TETKO Solubility Model (Log mol/L): (a) 0 = Extremely Low Solubility (<-8.0); (b) 1 = Very Low Solubility (-8.0 – -6.0); (c) 2 = Low Solubility (-6.0 – -4.0); (d) 3 = Moderate Solubility (-4.0 – -2.0), (e) 4 = Optimal Solubility (-2.0 – 0.0); (f) 5 = Very Soluble (>0.0); (ref: Scitegic's Pipeline Pilot model based on Tetko et al.,J Chem Inf. Comput. Sci, 2001, 41, 1488–1493, "Estimation of Aqueous Solubility of Chemical Compounds Using E-State Indices)
Blood Brain Barrier (BBB) Permation: (a) 0 = Undefined; (b) 1 = Outside Confidence Range; (c) 2 = Low Permation (Blood:Brain > 0.3); (d) 3 = Medium Permation (Blood:Brain 0.3 > 1:1); (e) 4 = High Permeation Brain:Blood 1:1 > 5:1); (f) 5 = Very High Permation (Blood:Brain > 5:1); (ref: Accelrys Proprietary model);
Plasma Protein Binding (PPB): (a) 0 = <90%; (b) 1 = >=90%, (c) 2 = >95%; (ref: Dixon, S.L. and Merz, K.M.M., Jr. "One-Dimensional Molecular Representations and Similarity Calculations: Methodology and Validation," J. Med. Chem., 2001, 44, 3795–3809.)

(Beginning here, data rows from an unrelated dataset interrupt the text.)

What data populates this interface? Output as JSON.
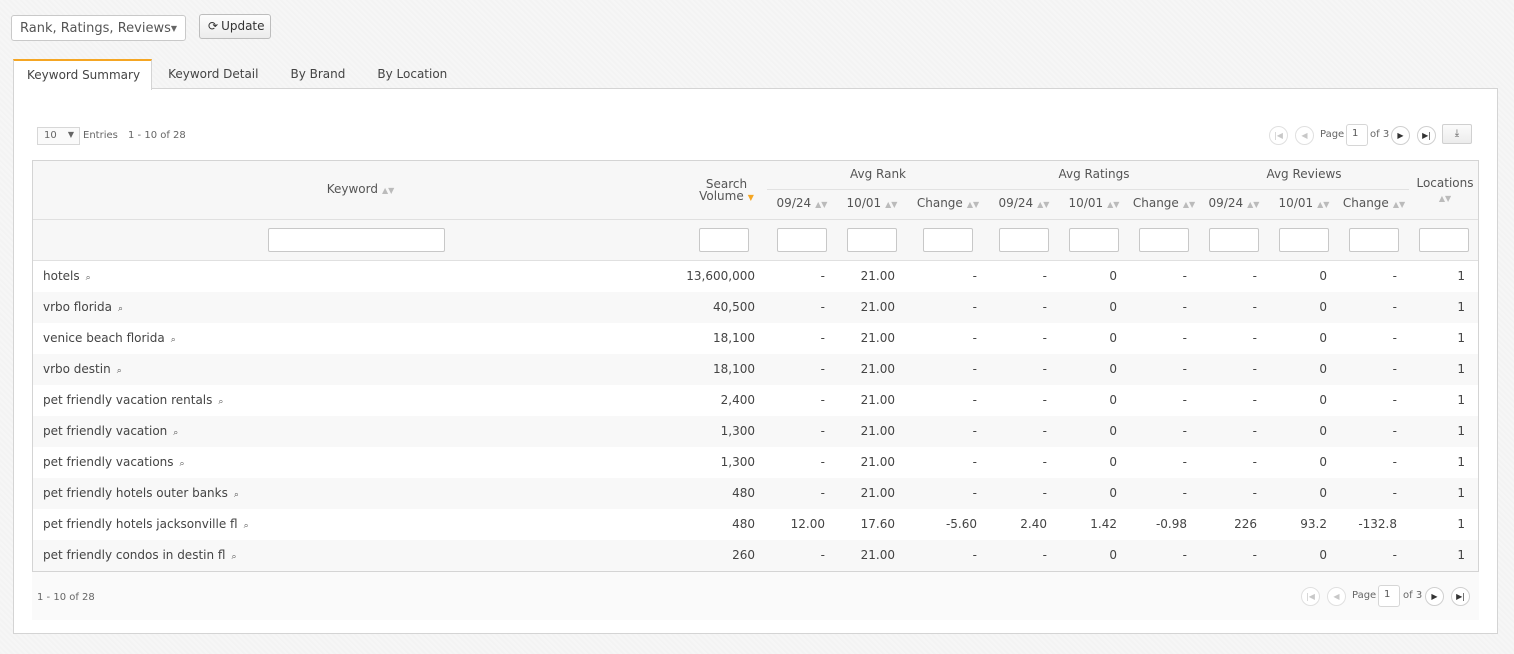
{
  "toolbar": {
    "metric_select": "Rank, Ratings, Reviews",
    "update_label": "Update"
  },
  "tabs": [
    {
      "label": "Keyword Summary"
    },
    {
      "label": "Keyword Detail"
    },
    {
      "label": "By Brand"
    },
    {
      "label": "By Location"
    }
  ],
  "pager": {
    "entries_value": "10",
    "entries_label": "Entries",
    "range": "1 - 10 of 28",
    "page_label": "Page",
    "page_value": "1",
    "of_label": "of 3"
  },
  "icons": {
    "caret": "▼",
    "refresh": "⟳",
    "first": "|◀",
    "prev": "◀",
    "next": "▶",
    "last": "▶|",
    "export": "⤓",
    "keyword_search": "⌕",
    "sort": "▲▼",
    "sort_desc": "▼"
  },
  "table": {
    "headers": {
      "keyword": "Keyword",
      "search_volume_1": "Search",
      "search_volume_2": "Volume",
      "avg_rank": "Avg Rank",
      "avg_ratings": "Avg Ratings",
      "avg_reviews": "Avg Reviews",
      "locations": "Locations",
      "d1": "09/24",
      "d2": "10/01",
      "change": "Change"
    },
    "rows": [
      {
        "keyword": "hotels",
        "volume": "13,600,000",
        "r1": "-",
        "r2": "21.00",
        "rc": "-",
        "t1": "-",
        "t2": "0",
        "tc": "-",
        "v1": "-",
        "v2": "0",
        "vc": "-",
        "loc": "1"
      },
      {
        "keyword": "vrbo florida",
        "volume": "40,500",
        "r1": "-",
        "r2": "21.00",
        "rc": "-",
        "t1": "-",
        "t2": "0",
        "tc": "-",
        "v1": "-",
        "v2": "0",
        "vc": "-",
        "loc": "1"
      },
      {
        "keyword": "venice beach florida",
        "volume": "18,100",
        "r1": "-",
        "r2": "21.00",
        "rc": "-",
        "t1": "-",
        "t2": "0",
        "tc": "-",
        "v1": "-",
        "v2": "0",
        "vc": "-",
        "loc": "1"
      },
      {
        "keyword": "vrbo destin",
        "volume": "18,100",
        "r1": "-",
        "r2": "21.00",
        "rc": "-",
        "t1": "-",
        "t2": "0",
        "tc": "-",
        "v1": "-",
        "v2": "0",
        "vc": "-",
        "loc": "1"
      },
      {
        "keyword": "pet friendly vacation rentals",
        "volume": "2,400",
        "r1": "-",
        "r2": "21.00",
        "rc": "-",
        "t1": "-",
        "t2": "0",
        "tc": "-",
        "v1": "-",
        "v2": "0",
        "vc": "-",
        "loc": "1"
      },
      {
        "keyword": "pet friendly vacation",
        "volume": "1,300",
        "r1": "-",
        "r2": "21.00",
        "rc": "-",
        "t1": "-",
        "t2": "0",
        "tc": "-",
        "v1": "-",
        "v2": "0",
        "vc": "-",
        "loc": "1"
      },
      {
        "keyword": "pet friendly vacations",
        "volume": "1,300",
        "r1": "-",
        "r2": "21.00",
        "rc": "-",
        "t1": "-",
        "t2": "0",
        "tc": "-",
        "v1": "-",
        "v2": "0",
        "vc": "-",
        "loc": "1"
      },
      {
        "keyword": "pet friendly hotels outer banks",
        "volume": "480",
        "r1": "-",
        "r2": "21.00",
        "rc": "-",
        "t1": "-",
        "t2": "0",
        "tc": "-",
        "v1": "-",
        "v2": "0",
        "vc": "-",
        "loc": "1"
      },
      {
        "keyword": "pet friendly hotels jacksonville fl",
        "volume": "480",
        "r1": "12.00",
        "r2": "17.60",
        "rc": "-5.60",
        "t1": "2.40",
        "t2": "1.42",
        "tc": "-0.98",
        "v1": "226",
        "v2": "93.2",
        "vc": "-132.8",
        "loc": "1"
      },
      {
        "keyword": "pet friendly condos in destin fl",
        "volume": "260",
        "r1": "-",
        "r2": "21.00",
        "rc": "-",
        "t1": "-",
        "t2": "0",
        "tc": "-",
        "v1": "-",
        "v2": "0",
        "vc": "-",
        "loc": "1"
      }
    ]
  },
  "colors": {
    "accent": "#f5a623"
  }
}
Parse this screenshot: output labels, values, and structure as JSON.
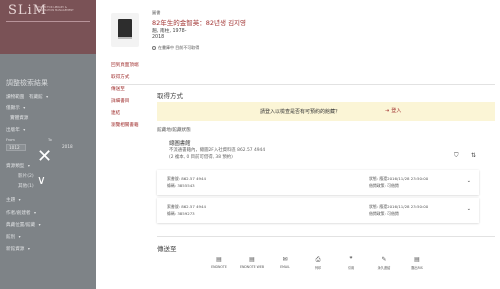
{
  "sidebar": {
    "logo": "SLiM",
    "logo_subtitle": "SYSTEM FOR LIBRARY & INFORMATION MANAGEMENT",
    "filter_title": "調整檢索結果",
    "filters": [
      {
        "label": "讀物範圍",
        "value": "有藏館"
      },
      {
        "label": "僅顯示",
        "value": ""
      },
      {
        "label": "實體資源",
        "value": ""
      },
      {
        "label": "出版年",
        "value": ""
      }
    ],
    "year_from_label": "From",
    "year_to_label": "To",
    "year_from": "1012",
    "year_to": "2018",
    "section2": [
      {
        "label": "資源類型"
      },
      {
        "label": "影片(2)"
      },
      {
        "label": "其他(1)"
      }
    ],
    "section3": [
      {
        "label": "主題"
      },
      {
        "label": "作者/創建者"
      },
      {
        "label": "典藏位置/館藏"
      },
      {
        "label": "館別"
      },
      {
        "label": "新館資源"
      }
    ]
  },
  "record": {
    "type": "圖書",
    "title": "82年生的金智英：82년생 김지영",
    "author": "趙, 南柱, 1978-",
    "year": "2018",
    "availability": "在書庫中 目前不可取得"
  },
  "nav": [
    "回到頁面頂端",
    "取得方式",
    "傳送至",
    "詳細書目",
    "連結",
    "瀏覽相關書籍"
  ],
  "get_it": {
    "title": "取得方式",
    "banner_text": "請登入以檢查是否有可預約的館藏？",
    "login_label": "登入",
    "location_label": "館藏地/館藏狀態",
    "library_name": "總圖書館",
    "library_detail": "不流通書籍內，總圖2F入社資料區 862.57 4944",
    "library_count": "(2 複本, 0 目前可借得, 38 預約)"
  },
  "items": [
    {
      "callno": "索書號: 862.57 4944",
      "barcode": "條碼: 3855543",
      "status": "狀態: 應還2016/11/28 23:50:00",
      "pickup": "借閱政策: 可借閱"
    },
    {
      "callno": "索書號: 862.57 4944",
      "barcode": "條碼: 3859273",
      "status": "狀態: 應還2016/11/28 23:50:00",
      "pickup": "借閱政策: 可借閱"
    }
  ],
  "send_to": {
    "title": "傳送至",
    "actions": [
      {
        "label": "ENDNOTE",
        "icon": "endnote-icon"
      },
      {
        "label": "ENDNOTE WEB",
        "icon": "endnote-web-icon"
      },
      {
        "label": "EMAIL",
        "icon": "email-icon"
      },
      {
        "label": "列印",
        "icon": "print-icon"
      },
      {
        "label": "引用",
        "icon": "quote-icon"
      },
      {
        "label": "永久連結",
        "icon": "permalink-icon"
      },
      {
        "label": "匯出RIS",
        "icon": "export-ris-icon"
      }
    ]
  },
  "colors": {
    "accent": "#a0302f",
    "banner": "#fbf5d6",
    "overlay": "#7e8387"
  }
}
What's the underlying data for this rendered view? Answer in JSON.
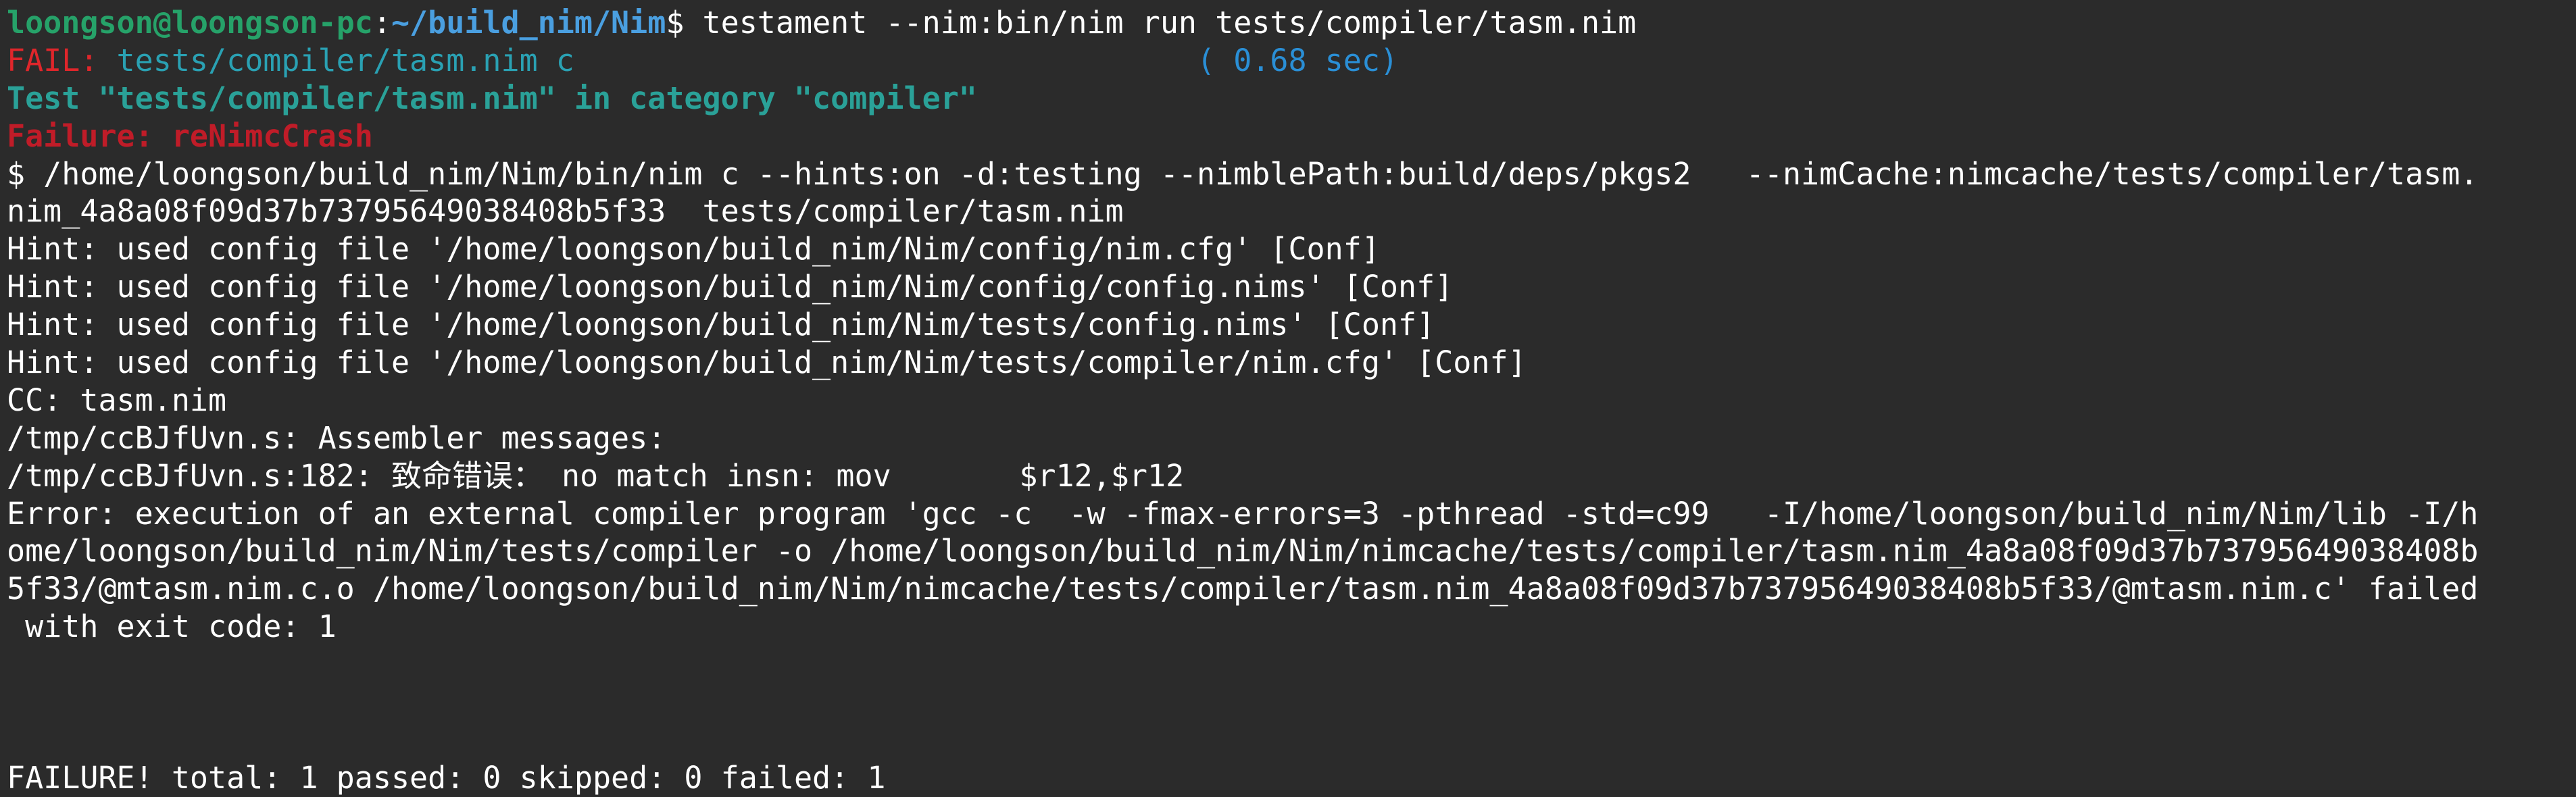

CYP 2D6 Inhibition: (a) 0 = Non-Inhibitor; (b) 1 = Inhibitor; (ref: Dixon, S.L., Villar, H.O., J. Comput. Aided Mol. Design, 13, 533 (1999).; Susnow, R.G., Dixon, SL, "Use of robust classification techniques for the prediction of human cytochrome P450 2D6 inhibition," J. Chem. Inf. Comput. Sci., 2003, 43, 1308–1315)
Hepatotoxicity: (a) 0 = Not Toxic; (b) 1 = Toxic; (ref: Dixon, SL; Villar, H.O., J. Comput. Aided Mol. Design, 13, 533 (1999); Cheng, A. and Dixon, SL In silico models for the prediction of dose-dependent human hepatotoxicity, J. Comput. Aided Mol. Design, 17, 811–823. (2003));
Ghose Violations: (1) -0.4 <= AlogP <= 5.6, (2) 160 <= MW <= 480, (3) 40 <= MR <= 130, (4) 20 <= Num_Atoms <= 70; (ref: A.K. Ghose et al, J. Comb. Chem. 1, 1999, 55–67)
Oprea Violations: (1) Num_H_Donors > 2, (2) 2 <= Num_H_Accs <= 9, (3) 2 <= Num_RBs <= 8, (4) 1 <= Num_Rings <= 4; (ref: Oprea, Journal of Computer-Aided Molecular Design, 14: 251–264, 2000)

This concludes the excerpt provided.